Class Action Defense Cases–Stewart v. Cheek & Zeehandelar: Ohio Federal Court Strikes Rule 68 Offer Of Judgment In FDCPA Class Action Holding Rule 68 Offer To Settle Individual Claims After Class Action Certification Motion Filed Cannot Moot Class Claims

Nov 18, 2008 | By: Michael J. Hassen

Class Action Claims not Rendered Moot by Rule 68 Offer of Judgment to Settle Individual Claims of Named Plaintiffs so long as Plaintiffs have not Delayed in Seeking Class Action Treatment of Litigation Ohio Federal Holds

Two class action lawsuits were filed against the law firm of Cheek & Zeehandelar, a consumer debt collection firm, alleging violations of the federal Fair Debt Collection Practices Act (FDCPA) and Ohio’s Consumer Sales Practices Act (CSPA); the class action complaints alleged that defendant “engages in misleading and deceptive debt-collection practices” and that it “uniformly fails to properly investigate whether debtor funds are lawfully subject to attachment, prior to seeking and obtaining orders of attachment. Stewart v. Cheek & Zeehandelar, LLP, 252 F.R.D. 384, 384-85 (S.D. Ohio 2008). The class actions were consolidated, and the district court ordered that plaintiffs file their motion for class action certification by February 15, 2008. Id., at 385. Prior to February 15, defendant served a Rule 68 offer of judgment on plaintiffs, which offered to compensate them for their individual claims only; the Rule 68 offer did not offer to settle the claims of the putative class. Id. Plaintiffs moved to strike the offer of judgment and, on February 15, 2008, filed their motion for certification of the litigation as a class action. Id. The district court granted plaintiffs’ motion to strike the offer of judgment.
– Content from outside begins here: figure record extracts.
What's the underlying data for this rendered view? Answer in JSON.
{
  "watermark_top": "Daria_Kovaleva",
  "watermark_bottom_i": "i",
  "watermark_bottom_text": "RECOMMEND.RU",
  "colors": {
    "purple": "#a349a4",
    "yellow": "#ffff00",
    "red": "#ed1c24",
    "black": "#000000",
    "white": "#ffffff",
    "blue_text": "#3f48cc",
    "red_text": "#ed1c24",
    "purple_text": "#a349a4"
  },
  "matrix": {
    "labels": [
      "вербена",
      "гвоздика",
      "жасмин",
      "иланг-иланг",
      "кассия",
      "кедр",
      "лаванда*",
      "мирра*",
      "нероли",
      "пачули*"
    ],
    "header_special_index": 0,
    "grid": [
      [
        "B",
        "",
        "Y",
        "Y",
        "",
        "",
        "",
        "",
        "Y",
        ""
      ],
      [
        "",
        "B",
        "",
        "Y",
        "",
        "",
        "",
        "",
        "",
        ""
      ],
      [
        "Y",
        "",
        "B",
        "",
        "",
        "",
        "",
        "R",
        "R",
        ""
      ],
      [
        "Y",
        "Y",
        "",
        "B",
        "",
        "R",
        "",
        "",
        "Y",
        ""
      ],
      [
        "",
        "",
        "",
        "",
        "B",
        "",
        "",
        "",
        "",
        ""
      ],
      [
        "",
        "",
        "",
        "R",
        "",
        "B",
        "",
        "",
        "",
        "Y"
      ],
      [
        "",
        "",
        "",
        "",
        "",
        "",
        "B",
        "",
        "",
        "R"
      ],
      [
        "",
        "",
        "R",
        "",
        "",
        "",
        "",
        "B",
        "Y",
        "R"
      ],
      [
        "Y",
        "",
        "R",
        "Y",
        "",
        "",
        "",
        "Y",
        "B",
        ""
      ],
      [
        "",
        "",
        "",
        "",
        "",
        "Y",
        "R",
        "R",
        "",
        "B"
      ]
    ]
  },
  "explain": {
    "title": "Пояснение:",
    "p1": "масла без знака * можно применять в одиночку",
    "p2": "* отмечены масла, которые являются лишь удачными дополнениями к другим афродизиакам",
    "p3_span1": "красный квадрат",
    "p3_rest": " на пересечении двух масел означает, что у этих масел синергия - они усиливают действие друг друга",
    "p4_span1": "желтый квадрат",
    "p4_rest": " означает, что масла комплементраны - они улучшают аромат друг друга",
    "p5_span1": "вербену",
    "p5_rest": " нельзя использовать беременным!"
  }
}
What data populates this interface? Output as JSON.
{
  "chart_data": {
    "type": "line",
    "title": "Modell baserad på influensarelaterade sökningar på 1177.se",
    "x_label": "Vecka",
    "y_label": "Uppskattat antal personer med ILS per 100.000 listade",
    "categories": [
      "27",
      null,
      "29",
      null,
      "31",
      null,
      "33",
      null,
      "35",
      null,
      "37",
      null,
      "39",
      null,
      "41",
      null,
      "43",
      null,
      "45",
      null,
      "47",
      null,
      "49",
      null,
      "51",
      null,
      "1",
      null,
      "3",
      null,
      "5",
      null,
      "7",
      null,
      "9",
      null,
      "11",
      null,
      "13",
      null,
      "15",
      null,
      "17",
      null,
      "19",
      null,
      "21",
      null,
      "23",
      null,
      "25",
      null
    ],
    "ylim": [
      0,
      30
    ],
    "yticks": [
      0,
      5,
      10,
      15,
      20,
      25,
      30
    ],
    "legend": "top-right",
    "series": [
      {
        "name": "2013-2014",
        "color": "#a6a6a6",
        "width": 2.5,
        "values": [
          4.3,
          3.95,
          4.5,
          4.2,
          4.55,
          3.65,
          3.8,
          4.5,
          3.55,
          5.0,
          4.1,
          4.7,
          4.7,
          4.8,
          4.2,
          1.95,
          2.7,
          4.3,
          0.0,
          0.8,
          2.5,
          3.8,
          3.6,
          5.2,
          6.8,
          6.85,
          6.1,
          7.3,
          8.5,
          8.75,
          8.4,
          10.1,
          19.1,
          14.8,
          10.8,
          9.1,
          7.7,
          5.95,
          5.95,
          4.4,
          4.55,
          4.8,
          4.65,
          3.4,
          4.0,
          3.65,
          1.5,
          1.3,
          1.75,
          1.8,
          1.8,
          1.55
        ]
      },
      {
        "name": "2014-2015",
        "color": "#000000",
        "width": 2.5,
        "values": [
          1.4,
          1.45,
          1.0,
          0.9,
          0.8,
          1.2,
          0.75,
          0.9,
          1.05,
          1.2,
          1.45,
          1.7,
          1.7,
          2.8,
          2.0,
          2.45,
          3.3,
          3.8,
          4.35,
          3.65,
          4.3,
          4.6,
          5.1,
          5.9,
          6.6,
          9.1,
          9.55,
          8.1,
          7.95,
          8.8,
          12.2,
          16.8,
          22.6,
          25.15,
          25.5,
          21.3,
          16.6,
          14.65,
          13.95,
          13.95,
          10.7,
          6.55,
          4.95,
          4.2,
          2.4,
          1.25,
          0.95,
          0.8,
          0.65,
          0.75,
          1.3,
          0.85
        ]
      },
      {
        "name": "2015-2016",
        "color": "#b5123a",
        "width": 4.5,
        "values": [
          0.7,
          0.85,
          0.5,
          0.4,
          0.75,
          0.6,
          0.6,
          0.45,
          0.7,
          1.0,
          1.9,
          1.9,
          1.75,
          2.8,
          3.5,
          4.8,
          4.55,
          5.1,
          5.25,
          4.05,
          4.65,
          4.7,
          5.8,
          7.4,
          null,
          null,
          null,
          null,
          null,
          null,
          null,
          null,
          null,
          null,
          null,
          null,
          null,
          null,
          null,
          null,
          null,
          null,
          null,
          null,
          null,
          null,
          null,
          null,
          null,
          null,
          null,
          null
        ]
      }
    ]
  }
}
The district court began its analysis by noting that “[t]he purpose of Rule 68 ‘is to encourage settlement and avoid litigation.’” Stewart, at 385 (quoting Marek v. Chesny, 473 U.S. 1, 5 (1985)). Rule 23 class actions, by contrast, serves to vindicate important constitutional and statutory rights by permitting individually small damage claims to be grouped together so that the amount of money involved is worth the fight. Id. Or as the Supreme Court put it, “Where it is not economically feasible to obtain relief within the traditional framework of a multiplicity of small individual suits for damages, aggrieved persons may be without any effective redress unless they may employ the class-action device.” Deposit Guar. Nat’l Bank v. Roper, 445 U.S. 326, 339 (1980). The district court observed at page 385, “The great weight of federal authority holds that a Rule 68 offer of judgment cannot moot the named plaintiffs’ claims after a motion for class certification has been filed.” (Citations omitted.) To hold otherwise would permit defendants to “unilaterally control whether the district court ever heard the certification motion,” id., at 385-86 Moreover, “Although courts are somewhat more divided about the effect of a Rule 68 offer before a class-certification motion has been filed, most have endorsed the view that the settlement offer will not moot the named plaintiffs’ claims so long as the plaintiffs have not been dilatory in bringing their certification motion.: Id., at 386 (citations omitted). After summarizing the reasons behind the majority view, the district court adopted that rule and held, further, that plaintiffs had not been dilatory in seeking class action certification. Id., at 386-87. Accordingly, the district court granted plaintiffs’ motion to strike the Rule 68 offer of judgment, id., at 387.

NOTE: FRCP Rule 68 provides in pertinent part, “[A] party defending against a claim may serve on an opposing party an offer to allow judgment on specified terms, with the costs then accrued…. If the [offer is refused, and the] judgment that the offeree finally obtains is not more favorable than the unaccepted offer, the offeree must pay the costs incurred after the offer was made.”